My heart hung in the balance. My knees weakened. I stepped forward—one, then another, until I stood before her and lifted the veil.
The silence cut deeper than any blade. I said nothing. Just watched. Waited.
She did not remember.
Until—
“It was real,” she mumbled. A flicker of awe in her voice. Her cheeks flushed, her eyes glassy.
“Every bit,” Gentry answered, nodding solemnly to me.
“Is it time?” she asked—not to Gentry, but to me .
“It is,” I said, my voice barely a rasp. I moved closer, aching to touch her, to brush a curl from her face, to hold her like I never could.
“But the girls… the babies…” Her gaze flicked toward the man who had loved her well, when I could not.
“You’ve spent your life in mourning, Astoria,” Gentry whispered, kissing her temple. “It’s time someone mourned you.”

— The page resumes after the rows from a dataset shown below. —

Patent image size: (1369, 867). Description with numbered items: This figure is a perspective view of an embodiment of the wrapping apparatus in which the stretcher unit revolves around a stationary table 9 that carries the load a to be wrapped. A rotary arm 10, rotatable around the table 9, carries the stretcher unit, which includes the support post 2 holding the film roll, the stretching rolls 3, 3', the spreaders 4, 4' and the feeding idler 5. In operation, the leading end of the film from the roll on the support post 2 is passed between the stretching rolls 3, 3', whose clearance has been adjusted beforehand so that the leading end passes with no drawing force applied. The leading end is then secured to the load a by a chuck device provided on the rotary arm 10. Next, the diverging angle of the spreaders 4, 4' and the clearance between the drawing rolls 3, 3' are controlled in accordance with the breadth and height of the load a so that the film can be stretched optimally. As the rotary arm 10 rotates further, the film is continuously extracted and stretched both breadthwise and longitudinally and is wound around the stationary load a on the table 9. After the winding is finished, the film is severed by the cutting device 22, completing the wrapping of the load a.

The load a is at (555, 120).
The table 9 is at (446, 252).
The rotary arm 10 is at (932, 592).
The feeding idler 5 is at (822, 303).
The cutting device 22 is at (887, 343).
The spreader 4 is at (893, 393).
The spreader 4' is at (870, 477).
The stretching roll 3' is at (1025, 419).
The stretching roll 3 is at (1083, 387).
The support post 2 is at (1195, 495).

A single tear traced his cheek as he folded her into his trembling arms. I couldn’t stop my own from falling, not as I watched them say the goodbye neither of them truly wanted to give. But as they released each other, I stepped forward and reached for her hand.
Her touch was lightning even after all this time.

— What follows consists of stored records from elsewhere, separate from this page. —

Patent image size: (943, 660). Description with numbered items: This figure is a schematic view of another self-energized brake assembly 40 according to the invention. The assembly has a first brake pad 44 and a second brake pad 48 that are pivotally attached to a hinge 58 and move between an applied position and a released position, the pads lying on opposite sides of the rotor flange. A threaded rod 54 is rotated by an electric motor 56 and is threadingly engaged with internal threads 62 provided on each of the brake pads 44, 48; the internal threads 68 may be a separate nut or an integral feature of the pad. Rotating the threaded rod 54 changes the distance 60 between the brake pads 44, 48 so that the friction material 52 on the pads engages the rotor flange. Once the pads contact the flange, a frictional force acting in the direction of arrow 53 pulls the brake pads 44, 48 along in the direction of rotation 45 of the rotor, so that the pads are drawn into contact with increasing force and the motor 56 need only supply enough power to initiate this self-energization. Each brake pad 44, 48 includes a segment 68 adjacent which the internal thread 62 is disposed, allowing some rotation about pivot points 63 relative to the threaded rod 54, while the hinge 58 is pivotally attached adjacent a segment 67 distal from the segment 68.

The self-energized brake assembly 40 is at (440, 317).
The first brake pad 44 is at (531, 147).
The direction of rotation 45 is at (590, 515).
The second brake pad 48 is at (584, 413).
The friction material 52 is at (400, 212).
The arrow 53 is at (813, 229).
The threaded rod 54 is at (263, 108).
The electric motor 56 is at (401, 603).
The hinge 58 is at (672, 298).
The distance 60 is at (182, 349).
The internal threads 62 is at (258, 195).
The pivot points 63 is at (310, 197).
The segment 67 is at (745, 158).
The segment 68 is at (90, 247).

The shadows stirred and bent low, not in fear, but recognition.
They remembered her. Not as divine, but as someone who had walked their edge and dared to push back the dark.

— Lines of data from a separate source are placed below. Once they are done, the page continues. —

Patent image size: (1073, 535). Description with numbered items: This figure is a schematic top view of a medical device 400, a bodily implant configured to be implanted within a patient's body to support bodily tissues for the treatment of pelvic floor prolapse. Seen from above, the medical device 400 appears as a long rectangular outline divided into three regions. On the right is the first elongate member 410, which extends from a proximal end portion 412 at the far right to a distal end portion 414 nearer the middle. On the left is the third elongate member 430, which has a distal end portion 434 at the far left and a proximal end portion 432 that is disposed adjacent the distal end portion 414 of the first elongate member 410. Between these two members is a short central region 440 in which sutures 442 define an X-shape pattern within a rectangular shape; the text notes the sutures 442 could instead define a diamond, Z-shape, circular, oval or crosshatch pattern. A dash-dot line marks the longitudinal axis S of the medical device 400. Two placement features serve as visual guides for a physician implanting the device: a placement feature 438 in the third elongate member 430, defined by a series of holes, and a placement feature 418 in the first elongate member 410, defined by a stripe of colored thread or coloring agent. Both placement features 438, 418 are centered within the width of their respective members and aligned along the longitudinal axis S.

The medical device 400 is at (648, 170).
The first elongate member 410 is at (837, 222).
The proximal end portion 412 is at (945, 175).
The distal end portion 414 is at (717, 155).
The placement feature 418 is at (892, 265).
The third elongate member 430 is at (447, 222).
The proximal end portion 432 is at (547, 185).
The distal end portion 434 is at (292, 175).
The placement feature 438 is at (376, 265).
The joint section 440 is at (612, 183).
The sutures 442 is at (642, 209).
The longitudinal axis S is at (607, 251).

She had once parted them with nothing more than desperate love; pulled souls through by sheer will.
Not because she was meant to, but because she could.
She’d broken the curse since then, but the shadows still knew her name. She stepped into them with quiet grace. Not as someone ending, but as someone they had always been waiting to welcome home.
“Now what?” she whispered, her thumb tracing restless circles over the back of my hand as the ink-stained dark folded in around us.
I looked down at her. Her hand in mine, her eyes searching my face.
And I felt it then. That old, impossible feeling…
“Now,” I said softly, “we go home, Tempest.”
“I think I’d like that,” she admitted, leaning into me.
She had already built so many homes—inside others, inside laughter, inside the children she bore and raised and loved. A life fully lived.
My breath caught. She was here. Beside me. Where she had belonged from the very beginning.
“I think it’s only fair,” I murmured, “that you give me the ending, and let me rest—beside you, in shadow or light.” I kissed her temple, tucked her into my chest. “With my darling curse. My sweet night. My heart’s creator, Death’s demise.”